LLBJ runs the Maine-based apparel maker’s retail operation in Japan with store-sold product developed jointly by the two companies. Catalog products, however, were and will be the same as those in the catalog sent to US consumers.

Nevertheless, major changes are being made this month. L.L. Bean will no longer sell a dollar-denominated catalog. Goods may be bought in yen and shipping charges will be collected on a yen basis – 600 yen instead of a series of charges ranging from $19 to $79.

The company also introduced toll-free numbers in Japan and arranged for returns and exchanges on catalog sales to be handled by LLBJ in Japan rather than sent back to the US.

“What we are doing is changing our business model for catalog sales in Japan to improve business and to offer our customers new benefits,” Tom Harden, L.L. Bean’s executive vice president, said on a recent visit to Tokyo.

LLBJ, Harden added, will run the call center and the company’s fulfillment operation in Japan, while “we will stay in touch with the marketing and handle the creative side of the business.”

The Japanese catalog will be developed in the US, Harden explained, down to writing the copy in Japanese and laying out the art work, with printing and mailing of the book done by LLJB in Japan.

“LLBJ will accept orders and collect payment. I would say the contract we have concluded for the catalog business is basically the same one we have for our retail outlets.”

Since products in the Japanese catalog will be the same as in the US, book orders will be sent electronically every day from Japan to Freeport. Products are bulk mailed to Japan where LLBJ will repackage them and ship to buyers.

Harden said that his company had dropped catalogs 10 times in 1998 but that as part of the new business plan it would reduce the number of drops this year to eight.

He decline to disclose the number of books L.L. Bean plans to mail but conceded that the number might be lower than in previous years.

The shift to yen-based sales was mandated by uncertain exchange rates, Harden said, and by the fact that today Japanese customers rarely buy anything from a dollar-denominated catalog.

L.L. Bean had tested a kids catalog in Japan but never rolled it out. Asked if there was room for such a book in the new business plan, Stuart McGeorge, General Manager for International Business, said he was considering doing so.

“In the US, we are running solo kids catalogs and a kids insert in the main catalog, but right now we have a simpler business model in place for the Japanese market so we’ll stick with the general catalog at the moment. We hope to send a solo catalog and other niche books later.”

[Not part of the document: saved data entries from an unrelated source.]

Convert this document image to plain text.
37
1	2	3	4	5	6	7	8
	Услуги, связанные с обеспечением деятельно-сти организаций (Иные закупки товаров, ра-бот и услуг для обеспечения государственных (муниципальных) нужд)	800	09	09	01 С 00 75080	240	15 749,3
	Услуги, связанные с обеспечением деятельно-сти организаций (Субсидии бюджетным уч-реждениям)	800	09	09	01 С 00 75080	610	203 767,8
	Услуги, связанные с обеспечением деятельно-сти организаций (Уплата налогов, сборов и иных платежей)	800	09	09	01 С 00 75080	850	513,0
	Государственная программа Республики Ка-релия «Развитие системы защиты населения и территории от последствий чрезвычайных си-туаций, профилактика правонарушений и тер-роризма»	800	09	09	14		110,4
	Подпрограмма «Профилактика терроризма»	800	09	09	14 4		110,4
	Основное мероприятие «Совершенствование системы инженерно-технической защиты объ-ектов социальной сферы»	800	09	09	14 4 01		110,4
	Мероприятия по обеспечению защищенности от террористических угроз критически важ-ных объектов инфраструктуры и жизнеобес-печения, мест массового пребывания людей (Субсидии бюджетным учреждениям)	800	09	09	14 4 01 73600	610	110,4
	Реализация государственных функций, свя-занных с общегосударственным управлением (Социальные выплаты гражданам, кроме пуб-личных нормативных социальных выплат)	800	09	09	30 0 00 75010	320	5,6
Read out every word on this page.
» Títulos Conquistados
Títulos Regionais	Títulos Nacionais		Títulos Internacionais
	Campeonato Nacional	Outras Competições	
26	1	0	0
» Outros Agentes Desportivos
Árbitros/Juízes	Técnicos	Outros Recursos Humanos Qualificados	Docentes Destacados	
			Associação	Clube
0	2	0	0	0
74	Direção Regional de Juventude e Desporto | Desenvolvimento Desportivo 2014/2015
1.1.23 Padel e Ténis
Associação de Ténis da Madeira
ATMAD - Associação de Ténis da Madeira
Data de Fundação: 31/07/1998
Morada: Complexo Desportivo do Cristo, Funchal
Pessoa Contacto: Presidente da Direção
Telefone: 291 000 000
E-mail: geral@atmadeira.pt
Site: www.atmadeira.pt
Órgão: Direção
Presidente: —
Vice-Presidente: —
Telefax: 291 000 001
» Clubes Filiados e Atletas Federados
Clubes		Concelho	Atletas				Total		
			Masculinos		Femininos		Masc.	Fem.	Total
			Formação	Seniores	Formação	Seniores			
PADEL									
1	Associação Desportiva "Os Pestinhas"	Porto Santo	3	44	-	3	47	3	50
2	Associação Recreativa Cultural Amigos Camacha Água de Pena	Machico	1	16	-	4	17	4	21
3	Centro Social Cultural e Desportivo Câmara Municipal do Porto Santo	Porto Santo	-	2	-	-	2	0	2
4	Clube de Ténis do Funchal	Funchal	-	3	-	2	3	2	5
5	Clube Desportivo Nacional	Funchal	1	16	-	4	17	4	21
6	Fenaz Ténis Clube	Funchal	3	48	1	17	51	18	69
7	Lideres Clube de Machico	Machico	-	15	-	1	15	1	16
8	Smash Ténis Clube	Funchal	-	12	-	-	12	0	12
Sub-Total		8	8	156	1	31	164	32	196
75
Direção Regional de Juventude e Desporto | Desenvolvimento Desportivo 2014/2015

L.L. Bean was spectacularly successful in Japan in the mid-nineties with catalog sales rising from $60 million in 1993 to $125 million in 1994 and peaking at $195 million in 1995 when the dollar sank to 80 yen.

Harden declined to comment on specific numbers but conceded that catalog sales had been decreasing since 1995. He projected sales for stores and catalogs of 15 to 20 billion yen this year and next (roughly $120 to $130 million).